Längengrad

Dava Sobel, Längengrad, BvT, 3. Aufl. 2006 (Orig. 1995 „Longitude“)

Es ist nicht oft, dass ein Buch mich so packt: morgens gekauft und abends gelesen.

Wie kommt man zu einer genauen Bestimmung des Längengrads auf See, um nicht, wie z.B. 1707 Admiral Sir Clowdisley Shovel bei den Scilly-Inseln seine Flotte in eine Katastrophe zu navigieren? Ein lebenswichtiges Problem also für die Seefahrt.

John Harrison, ein gelernter Tischler (!), hat das Problem nach jahrzehntelanger Arbeit schließlich gelöst, und darum geht es in dem Buch.

Harrison, als Uhrmacher Autodidakt, entwickelt einen Chronometer, mit dem sich die Zeitdifferenz zwischen Heimathafen oder Nullmeridian und der aktuellen Ortszeit auf See präzise feststellen lässt und somit der Längengrad, auf dem sich das Schiff gerade befindet.

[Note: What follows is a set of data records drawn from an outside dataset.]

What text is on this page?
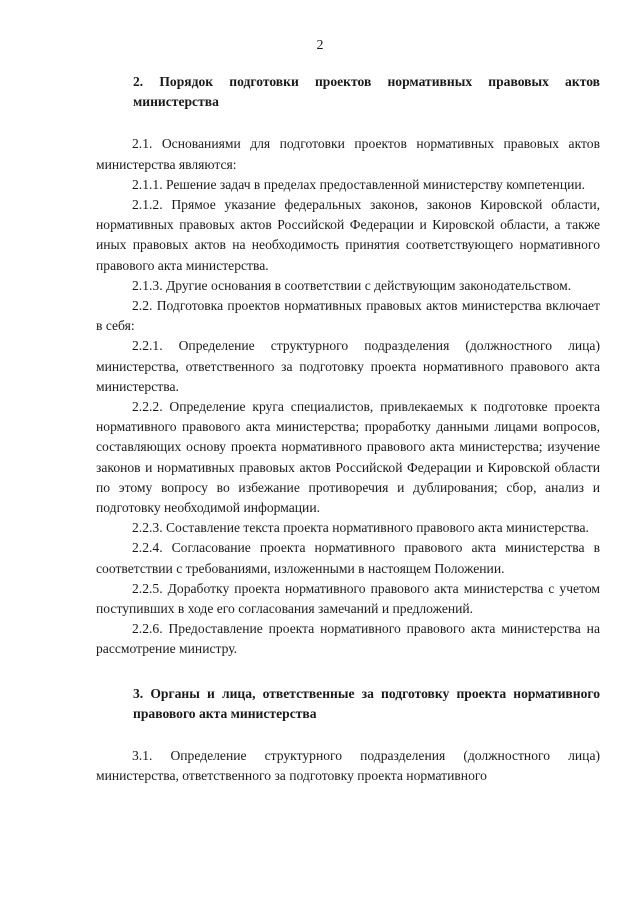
2
2. Порядок подготовки проектов нормативных правовых актов министерства

2.1. Основаниями для подготовки проектов нормативных правовых актов министерства являются:

2.1.1. Решение задач в пределах предоставленной министерству компетенции.

2.1.2. Прямое указание федеральных законов, законов Кировской области, нормативных правовых актов Российской Федерации и Кировской области, а также иных правовых актов на необходимость принятия соответствующего нормативного правового акта министерства.

2.1.3. Другие основания в соответствии с действующим законодательством.

2.2. Подготовка проектов нормативных правовых актов министерства включает в себя:

2.2.1. Определение структурного подразделения (должностного лица) министерства, ответственного за подготовку проекта нормативного правового акта министерства.

2.2.2. Определение круга специалистов, привлекаемых к подготовке проекта нормативного правового акта министерства; проработку данными лицами вопросов, составляющих основу проекта нормативного правового акта министерства; изучение законов и нормативных правовых актов Российской Федерации и Кировской области по этому вопросу во избежание противоречия и дублирования; сбор, анализ и подготовку необходимой информации.

2.2.3. Составление текста проекта нормативного правового акта министерства.

2.2.4. Согласование проекта нормативного правового акта министерства в соответствии с требованиями, изложенными в настоящем Положении.

2.2.5. Доработку проекта нормативного правового акта министерства с учетом поступивших в ходе его согласования замечаний и предложений.

2.2.6. Предоставление проекта нормативного правового акта министерства на рассмотрение министру.

3. Органы и лица, ответственные за подготовку проекта нормативного правового акта министерства

3.1. Определение структурного подразделения (должностного лица) министерства, ответственного за подготовку проекта нормативного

Probleme, die er dabei lösen musste:

  • Die Teile der Uhr durften nicht auf Temperatur- und Feuchtigkeitsunterschiede in den Weltmeeren reagieren
  • Die Lagerung der Uhr musste so sein, dass auch bei hohem Seegang keine Abweichungen auftraten.
  • Schmierstoffe verharzen. So hat er die Zahnräder seiner ersten Uhren aus Holz geschnitzt. Sie brauchten keine Schmierstoffe und  waren temperaturkonstanter als Metall. Später hat er Bimetallverbindungen entwickelt.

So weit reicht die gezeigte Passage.